As an improviser, I admire his courage to randomize a position and put both him and his opponent on the spot. It’s easy to think of his creations as “just games”, but he was a professional player in what was then the Soviet Union. The tournaments to which he was invited and, more to the point, allowed to participate in depended on both his style of play and his results. Of course, it wasn’t until a game was over and the chess world had a chance to analyze his moves that the verdict for a particular sequence was known.
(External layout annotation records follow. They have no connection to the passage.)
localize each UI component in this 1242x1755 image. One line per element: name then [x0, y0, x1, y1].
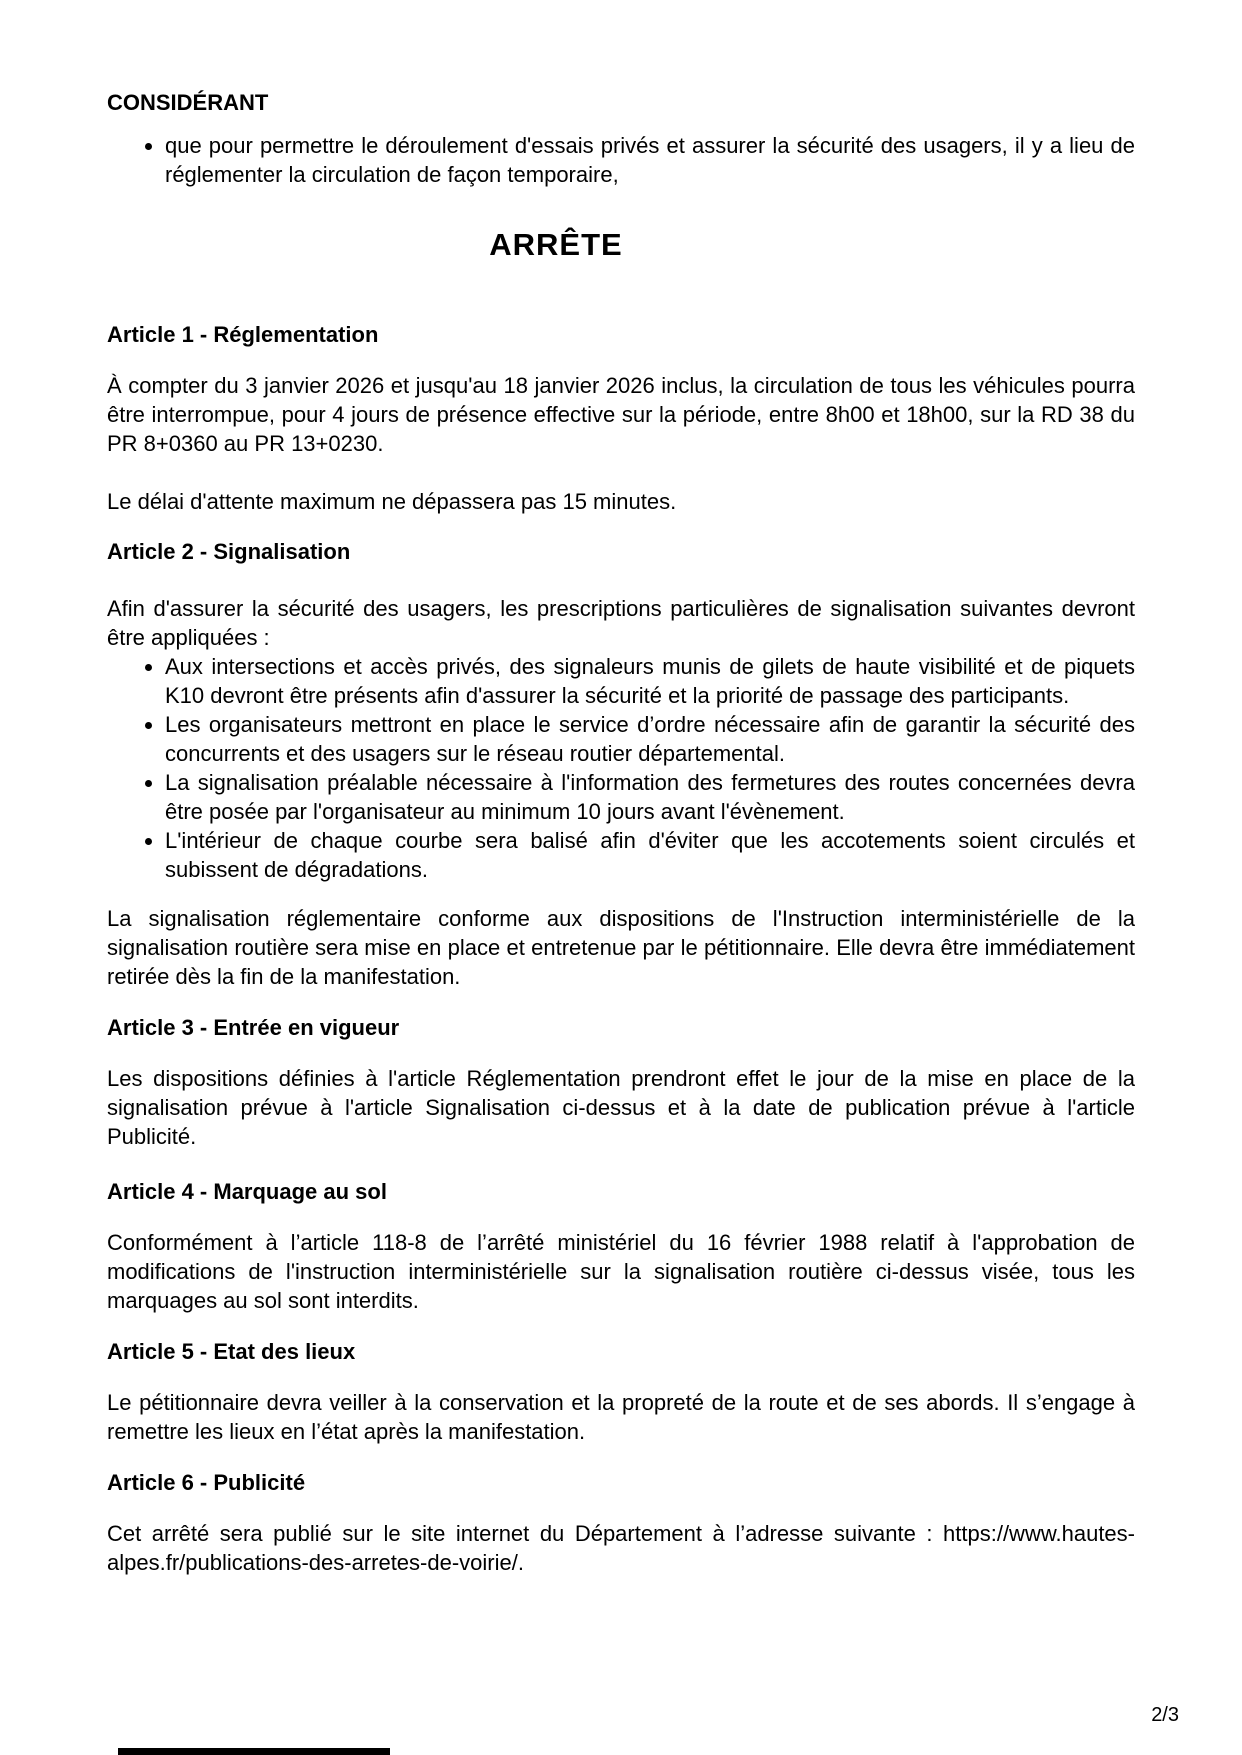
article-4-heading: Article 4 - Marquage au sol: [107, 1179, 387, 1204]
article-2-bullet: • La signalisation préalable nécessaire à l'information des fermetures des routes concernées devra être posée par l'organisateur au minimum 10 jours avant l'évènement.: [165, 768, 1135, 826]
considerant-list: [107, 131, 1135, 189]
article-2-heading: Article 2 - Signalisation: [107, 539, 351, 564]
arrete-title: ARRÊTE: [489, 227, 623, 262]
article-4-paragraph: Conformément à l’article 118-8 de l’arrêté ministériel du 16 février 1988 relatif à l'approbation de modifications de l'instruction interministérielle sur la signalisation routière ci-dessus visée, tous les marquages au sol sont interdits.: [107, 1230, 1135, 1313]
article-2-bullet: • Aux intersections et accès privés, des signaleurs munis de gilets de haute visibilité et de piquets K10 devront être présents afin d'assurer la sécurité et la priorité de passage des participants.: [165, 652, 1135, 710]
article-1-paragraph-2: Le délai d'attente maximum ne dépassera pas 15 minutes.: [107, 489, 677, 514]
scan-artifact-bar: [118, 1748, 390, 1755]
considerant-heading: CONSIDÉRANT: [107, 90, 269, 115]
article-2-bullet: • L'intérieur de chaque courbe sera balisé afin d'éviter que les accotements soient circulés et subissent de dégradations.: [165, 826, 1135, 884]
article-2-intro: Afin d'assurer la sécurité des usagers, les prescriptions particulières de signalisation suivantes devront être appliquées :: [107, 596, 1135, 650]
article-1-paragraph-1: À compter du 3 janvier 2026 et jusqu'au 18 janvier 2026 inclus, la circulation de tous les véhicules pourra être interrompue, pour 4 jours de présence effective sur la période, entre 8h00 et 18h00, sur la RD 38 du PR 8+0360 au PR 13+0230.: [107, 373, 1135, 456]
article-6-paragraph: Cet arrêté sera publié sur le site internet du Département à l’adresse suivante : https://www.hautes-alpes.fr/publications-des-arretes-de-voirie/.: [107, 1521, 1135, 1575]
article-3-paragraph: Les dispositions définies à l'article Réglementation prendront effet le jour de la mise en place de la signalisation prévue à l'article Signalisation ci-dessus et à la date de publication prévue à l'article Publicité.: [107, 1066, 1135, 1149]
considerant-item: • que pour permettre le déroulement d'essais privés et assurer la sécurité des usagers, il y a lieu de réglementer la circulation de façon temporaire,: [165, 131, 1135, 189]
article-3-heading: Article 3 - Entrée en vigueur: [107, 1015, 400, 1040]
article-2-bullet: • Les organisateurs mettront en place le service d’ordre nécessaire afin de garantir la sécurité des concurrents et des usagers sur le réseau routier départemental.: [165, 710, 1135, 768]
page-number: 2/3: [1151, 1704, 1179, 1726]
article-1-heading: Article 1 - Réglementation: [107, 322, 379, 347]
article-5-heading: Article 5 - Etat des lieux: [107, 1339, 356, 1364]
article-5-paragraph: Le pétitionnaire devra veiller à la conservation et la propreté de la route et de ses abords. Il s’engage à remettre les lieux en l’état après la manifestation.: [107, 1390, 1135, 1444]
article-2-closing-paragraph: La signalisation réglementaire conforme aux dispositions de l'Instruction interministérielle de la signalisation routière sera mise en place et entretenue par le pétitionnaire. Elle devra être immédiatement retirée dès la fin de la manifestation.: [107, 906, 1135, 989]
article-2-bullet-list: [107, 652, 1135, 884]
article-6-heading: Article 6 - Publicité: [107, 1470, 306, 1495]
document-content: [107, 88, 1135, 1577]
The same consideration is true for improvisers. We don’t know whether what we do is brilliant or not until a scene is over, but we have the luxury of working with a team to make all of our choices brilliant. And that’s why I have such respect for a competitor like Tal, who told this story (paraphrased):

I was in the middle of a tournament game when I began to wonder how one might rescue an elephant stuck in a swamp. Over the next 45 minutes, I imagined a series of pulleys and levers arranged in various configurations but came to no satisfactory conclusion. Then, seeing that I was running low on time, I looked at the board and played the first sacrifice I saw.

The journalist covering the game reported that, “After 45 minutes of thought, Tal unleashed a deep and powerful sacrifice that resulted in a won game.”

We can, and should, look at the mechanics of our work, but we must never dismiss what the audience takes away from a performance. The show exists in their memory as well as ours.